THE PROBLEM
As the universe of sophisticated cyber threats, such as ransomware, continues to grow in volume and effectiveness, organizations in every industry are moving from a threat prevention strategy to a cyber resilience model for holistic cybersecurity. Organizations acknowledge that while blocking threats is still a critical priority, prevention will not be 100% successful. Cyber resilience requires organizations to also focus on the ability to respond to an attack, mitigating damage while protecting critical data and enabling recovery with assured data integrity to restore business continuity.
During a post breach risk assessment, a large law firm was found to have significant gaps in their on-prem network environment that would further threaten the security of their operations and client data. Redpoint’s Cyber Risk Advisory Team was engaged to create an inventory of assets, train employees, implement email security and MFA, set up company-wide backup policies, migrate applications and infrastructure to the cloud, secure remote access, increase endpoint and enterprise visibility, implement patch management, and build a continual reporting policy.
TOOLS & TECHNIQUES:
- Cloud Migration: Redpoint designed and implemented a cloud first strategy, migrating 100% of the clients on-prem environment to Azure hosted servers, file storage and databases. Further enhancing security compliance standards, establishing VPN connectivity, and optimizing management and monitoring of critical assets.
- Email Migration & Security: Migrating from an on-prem Exchange environment to Office 365 provided numerous advantages ranging from improved performance to enhanced email security and filtering capabilities. Additionally, Redpoint deployed a leading email security platform, i.e. Perception Point, creating a layered security approach with unmatched email threat prevention.
- Backups: Establishing cloud backup strategies in Azure that offered enhanced resilience, monitoring and ease of data recovery. Creating an environment of centralized management, on-demand recovery, redundancy and scalability for data protection and a reduced work loss tolerance.
- Policy & Procedure: Specializing in risk management and compliance practices, Redpoint developed key policies and procedures that aligned with business operations and the NIST Cybersecurity Framework. Establishing standard operating procedures for threat detection, incident response, remote access and end user security.
- Helpdesk: The client’s helpdesk practices were significantly improved through standardization of workstation images, enterprise visibility, process baselining, and implementing of best practices, resulting in a reduced ticket volume and improved response times.
- Managed Detection & Response: Redpoint deployed & calibrated Red Recon, which includes CrowdStrike and an array of best-in-class cyber tools to strengthen endpoint security and leverage cloud based EDR protection for detecting emerging threats; in addition to threat hunting practices and identifying persistence.
OUTCOMES:
Redpoint’s Cyber Risk Advisory Team provided ongoing consultations with client leadership, technical staff, and service providers to plan and execute numerous infrastructure and endpoint enhancements, leading to a culmination of technology best practices and improved cybersecurity protection. Some of the notable outcomes include:
- A secure cloud architecture leveraging Microsoft Azure and optimized system hardening configurations.
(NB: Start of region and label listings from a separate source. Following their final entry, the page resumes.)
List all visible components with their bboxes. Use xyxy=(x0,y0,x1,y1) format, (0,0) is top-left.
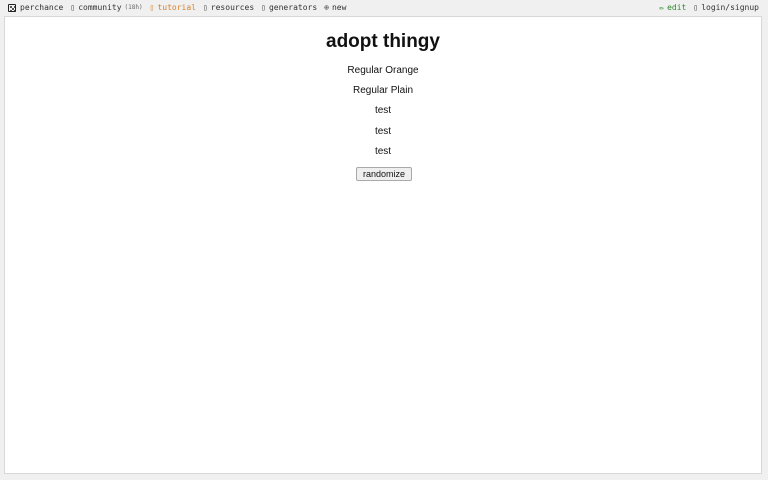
resources-link[interactable]: ▯ resources xyxy=(203,0,254,16)
login-link[interactable]: ▯ login/signup xyxy=(693,0,759,16)
output-line-2: Regular Plain xyxy=(352,85,414,96)
tutorial-label: tutorial xyxy=(157,3,196,12)
edit-link[interactable]: ✏ edit xyxy=(659,0,686,16)
community-label: community xyxy=(78,3,122,12)
top-nav-right: ✏ edit ▯ login/signup xyxy=(659,0,759,16)
new-label: new xyxy=(331,3,347,12)
edit-label: edit xyxy=(667,3,687,12)
user-icon: ▯ xyxy=(693,3,699,12)
page-title: adopt thingy xyxy=(326,31,440,52)
top-navigation-bar: perchance ▯ community (18h) ▯ tutorial ▯… xyxy=(0,0,768,16)
community-link[interactable]: ▯ community (18h) xyxy=(70,0,142,16)
book-icon: ▯ xyxy=(149,3,155,12)
chat-icon: ▯ xyxy=(70,3,76,12)
generator-output-panel: adopt thingy Regular Orange Regular Plai… xyxy=(4,16,762,474)
randomize-button[interactable]: randomize xyxy=(356,167,412,181)
output-line-4: test xyxy=(374,126,392,137)
plus-circle-icon: ⊕ xyxy=(324,3,329,12)
dice-icon xyxy=(8,4,16,12)
top-nav-left: perchance ▯ community (18h) ▯ tutorial ▯… xyxy=(8,0,353,16)
tutorial-link[interactable]: ▯ tutorial xyxy=(150,0,196,16)
generators-link[interactable]: ▯ generators xyxy=(261,0,317,16)
brand-link[interactable]: perchance xyxy=(8,0,63,16)
brand-label: perchance xyxy=(20,3,64,12)
generators-label: generators xyxy=(268,3,318,12)
folder-icon: ▯ xyxy=(202,3,208,12)
login-label: login/signup xyxy=(701,3,759,12)
output-line-5: test xyxy=(374,146,392,157)
output-line-3: test xyxy=(374,105,392,116)
list-icon: ▯ xyxy=(261,3,266,12)
pencil-icon: ✏ xyxy=(659,3,665,12)
output-line-1: Regular Orange xyxy=(347,65,419,76)
community-count: (18h) xyxy=(124,4,143,11)
new-link[interactable]: ⊕ new xyxy=(324,0,346,16)
resources-label: resources xyxy=(210,3,255,12)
- Established security controls that align with the NIST Cybersecurity Framework, with a focus on data privacy, user permissions, data encryption, policy development, and application controls.
- Reduction of the Firms threat landscape through implementation of best-in-class EDR threat protection and information security policies.
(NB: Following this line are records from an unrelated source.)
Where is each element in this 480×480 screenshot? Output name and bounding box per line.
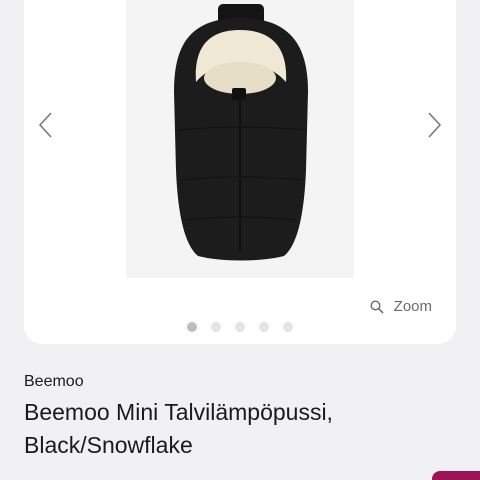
footmuff-illustration (126, 0, 354, 278)
add-to-cart-button[interactable] (432, 471, 480, 480)
slide-dot-3[interactable] (235, 322, 245, 332)
product-image[interactable] (126, 0, 354, 278)
magnifier-icon (370, 299, 384, 314)
next-image-button[interactable] (422, 110, 446, 140)
chevron-left-icon (38, 112, 52, 138)
zoom-button[interactable]: Zoom (370, 298, 432, 315)
chevron-right-icon (428, 112, 442, 138)
slide-indicator (24, 322, 456, 332)
slide-dot-5[interactable] (283, 322, 293, 332)
slide-dot-1[interactable] (187, 322, 197, 332)
zoom-label: Zoom (393, 298, 432, 315)
product-brand[interactable]: Beemoo (24, 373, 84, 391)
image-gallery: Zoom (24, 0, 456, 344)
previous-image-button[interactable] (34, 110, 58, 140)
slide-dot-4[interactable] (259, 322, 269, 332)
slide-dot-2[interactable] (211, 322, 221, 332)
product-title: Beemoo Mini Talvilämpöpussi, Black/Snowf… (24, 399, 333, 458)
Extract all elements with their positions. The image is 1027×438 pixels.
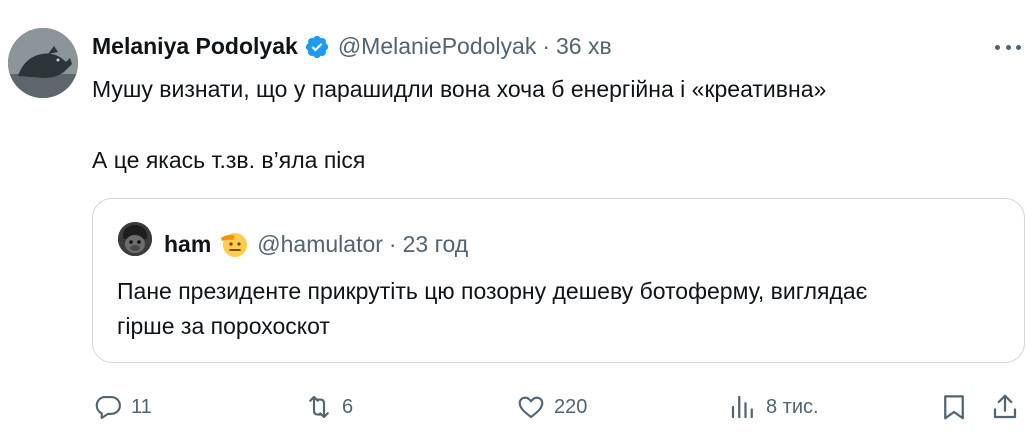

- User friendly helpdesk platform with refined standard operating procedures to improve tech support response times and improved staff satisfaction.
- High performance network and wireless infrastructure to support endpoints and cloud environment.
- Formalized perimeter security controls through firewall configurations, policy management, and network segmentation.
- Created incident response planning framework, with quarterly testing and training.
SUMMARY
As found in many cases with similar cyber-attacks, organizations lack the preparedness and expertise to navigate such a complicated scenario and have limited documentation regarding Disaster recovery practices for ensuring business continuity. When leveraging Redpoints specialized teams and expert staff, our mission is to provide a thorough evaluation of existing practices, enhance controls, reduce risk of vulnerabilities, and strengthen the technology environment to protect against future threats.